In the first two cases, and others where renewable energy is being targeted, the economic viability of the process increases with increasing organic carbon load. Thus, as with anaerobic treatment of wastewater, the technologies are more suited to industrial effluents from, say, the food and beverage industries than for municipal wastewater.
OMBRs (Fig. 6) employ novel forward osmosis membranes that have already been commercialised. However, it is debatable that this hybrid of forward osmosis (FO) and MBR technology offers a clear advantage over the conventional two-stage MBR–reverse osmosis (RO) process that has been implemented for water reuse.

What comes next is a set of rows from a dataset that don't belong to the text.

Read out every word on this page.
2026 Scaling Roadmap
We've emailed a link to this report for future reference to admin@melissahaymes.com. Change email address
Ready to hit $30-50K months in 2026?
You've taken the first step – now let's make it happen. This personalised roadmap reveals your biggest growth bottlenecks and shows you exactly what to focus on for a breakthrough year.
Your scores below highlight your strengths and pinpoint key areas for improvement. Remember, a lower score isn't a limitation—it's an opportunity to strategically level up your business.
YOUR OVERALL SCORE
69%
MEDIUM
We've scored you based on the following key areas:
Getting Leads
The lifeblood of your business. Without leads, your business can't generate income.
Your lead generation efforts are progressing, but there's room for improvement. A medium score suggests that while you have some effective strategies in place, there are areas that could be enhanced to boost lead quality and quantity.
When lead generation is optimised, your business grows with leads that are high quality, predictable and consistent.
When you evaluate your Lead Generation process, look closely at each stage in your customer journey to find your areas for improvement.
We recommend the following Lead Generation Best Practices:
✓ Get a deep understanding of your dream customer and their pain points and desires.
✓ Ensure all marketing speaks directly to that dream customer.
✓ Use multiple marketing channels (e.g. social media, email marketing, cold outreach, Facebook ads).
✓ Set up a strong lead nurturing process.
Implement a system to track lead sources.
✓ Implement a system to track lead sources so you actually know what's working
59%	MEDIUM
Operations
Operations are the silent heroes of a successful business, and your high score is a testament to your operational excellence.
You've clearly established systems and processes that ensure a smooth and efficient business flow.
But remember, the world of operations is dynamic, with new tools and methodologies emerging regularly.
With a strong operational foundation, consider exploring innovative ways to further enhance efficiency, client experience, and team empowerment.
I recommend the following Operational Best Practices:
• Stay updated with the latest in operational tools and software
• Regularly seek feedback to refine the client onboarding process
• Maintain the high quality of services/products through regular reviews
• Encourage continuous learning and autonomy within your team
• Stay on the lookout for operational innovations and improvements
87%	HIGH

There also appears to have been very limited implementation of FO technology per se, mainly due to the challenge of recovering the draw solution.
A large number of other novel membrane materials have been developed, perhaps most notably graphene/graphene oxide membranes and carbon nanotubes. These materials offer extremely high water permeabilities. However, despite the wealth of research conducted and the existence of a few start-ups, there appear to be no examples of implementation of these membranes which are challenged by difficulties with:
- achieving uniformity in the quality of supply of the bulk raw material (such as graphene oxide),
- continuous fabrication of large membrane areas (>1 m2), and
- establishing the long-term stability of the formed membranes, especially with respect to chemical cleaning.
It is undeniably the case that there have been some very elegant technological solutions developed to tackle the world’s burgeoning crisis of unsustainability. These can be combined to produce a treatment scheme where a number of different resources are recovered (Fig. 7).
However, many of the technologies have, at their root, their own sustainability challenge. These challenges are manifested as an economic and/or environmental penalty – where implementation of the technology exerts its own negative environmental impact. Having said this, there is no option but to continue to explore these alternative solutions. Many existing wastewater and waste management practices are unsustainable in the long term.
What seems to be needed is the identification of the pinch point of these novel approaches at an early juncture in their development. This would save time – the one thing for which there are unarguably diminishing reserves.